I have a page in my dashboard with helper input numbers. Living room comfort temperature: 21 Living room eco temperature: 18
I use this in the blueprint for comfort temperature and eco temperature. Now without any calibration my room temperature is way too high.
So i tried generic calibration with a temperature sensor. But then i have a problem with "wrong" calibration because my temperature sensor sends new temperature in a 30min cycle. So if i open the window the sensor sends a way too low temperature value. Then i close the window and 25 min my trv is heating too much.
So i decided to use a "static" temperature offset. I removed the calibration sensor and reduced the comfort temperature to 16 and now i have 21°C in my room. Works very good for me. But now there is a 16 in my dashboard. That is confusing.
So i need a static offset value in the blue print. Then i can type 21 to comfort temperature and -5 in the "static temperature offset calibration".
EDIT: I recently pushed a hot fix to set a range of +/-2 for generic calibration.

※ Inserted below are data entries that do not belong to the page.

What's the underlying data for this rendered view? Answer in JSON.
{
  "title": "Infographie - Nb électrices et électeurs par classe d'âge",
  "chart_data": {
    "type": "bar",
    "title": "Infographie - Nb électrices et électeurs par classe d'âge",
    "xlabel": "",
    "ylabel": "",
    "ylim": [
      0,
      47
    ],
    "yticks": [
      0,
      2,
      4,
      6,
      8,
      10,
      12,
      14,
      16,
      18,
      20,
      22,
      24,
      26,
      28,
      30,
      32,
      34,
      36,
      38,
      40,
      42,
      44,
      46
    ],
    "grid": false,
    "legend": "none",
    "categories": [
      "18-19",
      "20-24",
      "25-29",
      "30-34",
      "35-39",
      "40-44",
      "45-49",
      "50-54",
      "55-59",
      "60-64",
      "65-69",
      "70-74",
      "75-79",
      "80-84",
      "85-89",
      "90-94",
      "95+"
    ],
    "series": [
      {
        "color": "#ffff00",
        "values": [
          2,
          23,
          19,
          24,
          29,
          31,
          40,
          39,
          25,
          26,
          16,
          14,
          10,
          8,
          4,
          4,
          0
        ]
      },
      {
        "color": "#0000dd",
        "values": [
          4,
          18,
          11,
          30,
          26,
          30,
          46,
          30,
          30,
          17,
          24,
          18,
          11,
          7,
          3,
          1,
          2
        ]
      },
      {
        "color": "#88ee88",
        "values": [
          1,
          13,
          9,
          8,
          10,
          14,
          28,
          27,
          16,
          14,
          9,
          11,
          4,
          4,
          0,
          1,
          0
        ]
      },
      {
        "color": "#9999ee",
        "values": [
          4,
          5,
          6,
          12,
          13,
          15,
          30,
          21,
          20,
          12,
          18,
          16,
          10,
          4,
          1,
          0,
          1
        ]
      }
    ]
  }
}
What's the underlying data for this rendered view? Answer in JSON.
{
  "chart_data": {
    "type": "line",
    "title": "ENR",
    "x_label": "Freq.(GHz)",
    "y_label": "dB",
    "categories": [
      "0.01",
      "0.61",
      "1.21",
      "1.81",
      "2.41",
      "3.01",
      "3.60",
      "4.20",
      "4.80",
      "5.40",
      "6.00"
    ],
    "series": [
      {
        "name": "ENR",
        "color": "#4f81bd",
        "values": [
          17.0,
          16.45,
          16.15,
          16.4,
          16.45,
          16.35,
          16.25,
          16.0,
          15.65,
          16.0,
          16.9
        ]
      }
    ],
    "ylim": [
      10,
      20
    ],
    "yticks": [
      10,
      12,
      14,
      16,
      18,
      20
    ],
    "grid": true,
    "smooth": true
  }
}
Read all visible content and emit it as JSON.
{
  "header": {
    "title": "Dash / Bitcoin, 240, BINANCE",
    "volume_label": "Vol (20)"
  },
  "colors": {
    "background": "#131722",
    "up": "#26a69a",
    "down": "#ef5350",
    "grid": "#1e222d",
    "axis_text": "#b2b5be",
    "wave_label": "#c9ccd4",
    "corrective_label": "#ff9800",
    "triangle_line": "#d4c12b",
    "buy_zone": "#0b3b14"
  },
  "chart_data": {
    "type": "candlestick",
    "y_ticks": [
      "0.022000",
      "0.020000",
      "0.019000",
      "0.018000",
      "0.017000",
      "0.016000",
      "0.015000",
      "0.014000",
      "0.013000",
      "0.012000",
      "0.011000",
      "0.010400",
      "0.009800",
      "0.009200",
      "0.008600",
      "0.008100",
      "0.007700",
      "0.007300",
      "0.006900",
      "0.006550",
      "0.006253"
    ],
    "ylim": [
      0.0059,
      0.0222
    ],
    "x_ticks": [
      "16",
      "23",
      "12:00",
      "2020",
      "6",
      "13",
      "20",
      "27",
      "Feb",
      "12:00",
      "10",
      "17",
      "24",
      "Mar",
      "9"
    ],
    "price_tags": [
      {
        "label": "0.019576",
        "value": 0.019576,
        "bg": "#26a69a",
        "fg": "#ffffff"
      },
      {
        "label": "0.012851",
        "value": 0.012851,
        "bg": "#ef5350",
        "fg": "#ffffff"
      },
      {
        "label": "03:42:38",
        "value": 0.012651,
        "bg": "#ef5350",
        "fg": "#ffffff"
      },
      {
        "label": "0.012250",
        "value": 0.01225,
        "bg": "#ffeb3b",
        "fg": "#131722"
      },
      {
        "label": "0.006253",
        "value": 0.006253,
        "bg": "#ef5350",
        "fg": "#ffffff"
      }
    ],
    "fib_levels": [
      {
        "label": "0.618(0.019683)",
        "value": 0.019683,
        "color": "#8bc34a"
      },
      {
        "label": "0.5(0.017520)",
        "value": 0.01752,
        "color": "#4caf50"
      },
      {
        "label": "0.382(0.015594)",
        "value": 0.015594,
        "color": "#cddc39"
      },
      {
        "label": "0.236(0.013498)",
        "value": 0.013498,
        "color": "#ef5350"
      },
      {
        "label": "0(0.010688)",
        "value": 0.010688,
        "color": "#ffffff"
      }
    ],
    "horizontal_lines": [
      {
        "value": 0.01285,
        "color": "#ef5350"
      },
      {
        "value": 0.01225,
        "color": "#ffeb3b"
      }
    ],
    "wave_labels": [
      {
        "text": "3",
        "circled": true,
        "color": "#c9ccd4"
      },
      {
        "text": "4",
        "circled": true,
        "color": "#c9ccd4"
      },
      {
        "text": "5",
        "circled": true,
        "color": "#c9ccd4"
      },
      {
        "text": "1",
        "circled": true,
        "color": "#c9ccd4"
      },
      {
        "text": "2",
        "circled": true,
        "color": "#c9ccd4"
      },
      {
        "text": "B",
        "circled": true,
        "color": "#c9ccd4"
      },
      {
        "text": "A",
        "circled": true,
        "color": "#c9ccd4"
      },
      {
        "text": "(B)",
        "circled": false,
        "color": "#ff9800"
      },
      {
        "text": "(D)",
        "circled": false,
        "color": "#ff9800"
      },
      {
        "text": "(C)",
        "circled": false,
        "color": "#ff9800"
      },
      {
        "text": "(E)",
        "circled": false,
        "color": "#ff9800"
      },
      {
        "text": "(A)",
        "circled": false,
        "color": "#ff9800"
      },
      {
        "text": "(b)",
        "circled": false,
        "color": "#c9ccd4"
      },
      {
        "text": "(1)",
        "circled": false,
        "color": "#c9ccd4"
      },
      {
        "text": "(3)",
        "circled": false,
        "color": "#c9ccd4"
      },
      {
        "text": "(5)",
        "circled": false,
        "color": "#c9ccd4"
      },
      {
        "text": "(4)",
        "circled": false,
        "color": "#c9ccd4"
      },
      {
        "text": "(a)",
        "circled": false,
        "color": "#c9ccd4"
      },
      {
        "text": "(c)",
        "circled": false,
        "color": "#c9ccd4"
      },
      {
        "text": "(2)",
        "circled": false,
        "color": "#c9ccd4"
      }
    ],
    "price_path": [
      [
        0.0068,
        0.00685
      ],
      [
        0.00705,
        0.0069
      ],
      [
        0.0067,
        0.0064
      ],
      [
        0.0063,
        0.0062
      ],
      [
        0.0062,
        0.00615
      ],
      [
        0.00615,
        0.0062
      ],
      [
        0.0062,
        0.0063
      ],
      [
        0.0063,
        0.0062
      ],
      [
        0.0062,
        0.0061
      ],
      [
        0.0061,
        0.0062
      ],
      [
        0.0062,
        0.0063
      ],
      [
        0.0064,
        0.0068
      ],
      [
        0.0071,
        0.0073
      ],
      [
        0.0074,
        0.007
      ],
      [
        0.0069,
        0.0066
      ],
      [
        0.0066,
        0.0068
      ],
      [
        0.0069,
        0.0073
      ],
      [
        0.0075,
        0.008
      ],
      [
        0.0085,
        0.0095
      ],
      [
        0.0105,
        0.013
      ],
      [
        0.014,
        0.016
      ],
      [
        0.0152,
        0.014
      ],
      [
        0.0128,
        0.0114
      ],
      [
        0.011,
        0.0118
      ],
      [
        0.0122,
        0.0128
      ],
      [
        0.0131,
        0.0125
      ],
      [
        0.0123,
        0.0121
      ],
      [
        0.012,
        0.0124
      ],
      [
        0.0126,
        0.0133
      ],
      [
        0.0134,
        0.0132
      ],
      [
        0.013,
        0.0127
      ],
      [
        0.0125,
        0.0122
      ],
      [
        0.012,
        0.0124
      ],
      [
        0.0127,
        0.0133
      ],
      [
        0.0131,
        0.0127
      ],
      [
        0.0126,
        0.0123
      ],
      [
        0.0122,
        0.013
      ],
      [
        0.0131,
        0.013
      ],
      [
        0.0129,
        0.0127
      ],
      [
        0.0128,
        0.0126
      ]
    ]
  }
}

Ah ok. Thanks for your ideas. I think this is why most native calibration functions only accept a deviation of +/-2°C. Will will add this in the blueprint.
But for your problem:
Create a new input_boolean helper for your automation called, e.g. Is heating
Then setup another helper:
{{ iif(state('input_boolean.is_heating') == 'on', state('input_number.comfort_temperature'), state('input_number.eco_temperature')) | float - float(5) }}
Then navigate to the blueprint settings and select this sensor as temperature sensor and enable generic calibration. Then just scroll down and create a custom action. Best way is to enable yaml mode for the custom action and add this. Don't forget to adjust the entity_id.
if:
- condition: template
value_template: "{{ is_state('input_boolean.is_heating','on') != is_heating }}"
then:
- service: "input_boolean.turn_{{ iif(is_heating,'on','off') }}"
data:
entity_id: input_boolean.is_heating # edit this entity id to yours
Explanation: Now the automation is storing the heating state in the helper input_boolean.is_heating. Regarding the state the fake template temperature sensor takes your eco or comfort entity and -5 gets subtracted from the value. Then the generic calibration takes place and adjust the new values for your thermostats.
Thank you for your help.
Hello,
first of all i like your blueprint. Nice work. I have really slow tuya temperature sensors (30min between new values) and tuya trvs with no local temperature calibration. I tried to use the calibration temperature sensor option in the blueprint and played a lot with the calibration timeout. But nothing works fine for me. For me its the best to calculate the temperature offset manually and change the eco and comfort temperature. But now the problem: Its a little bit confusing to my family if there is a comfort temperature of 16°C and they rise it every time to hell. So here my request: Can you add a static offset? Then i can change the comfort temperature back to 21°C and set the static offset till i have 21°C in the room.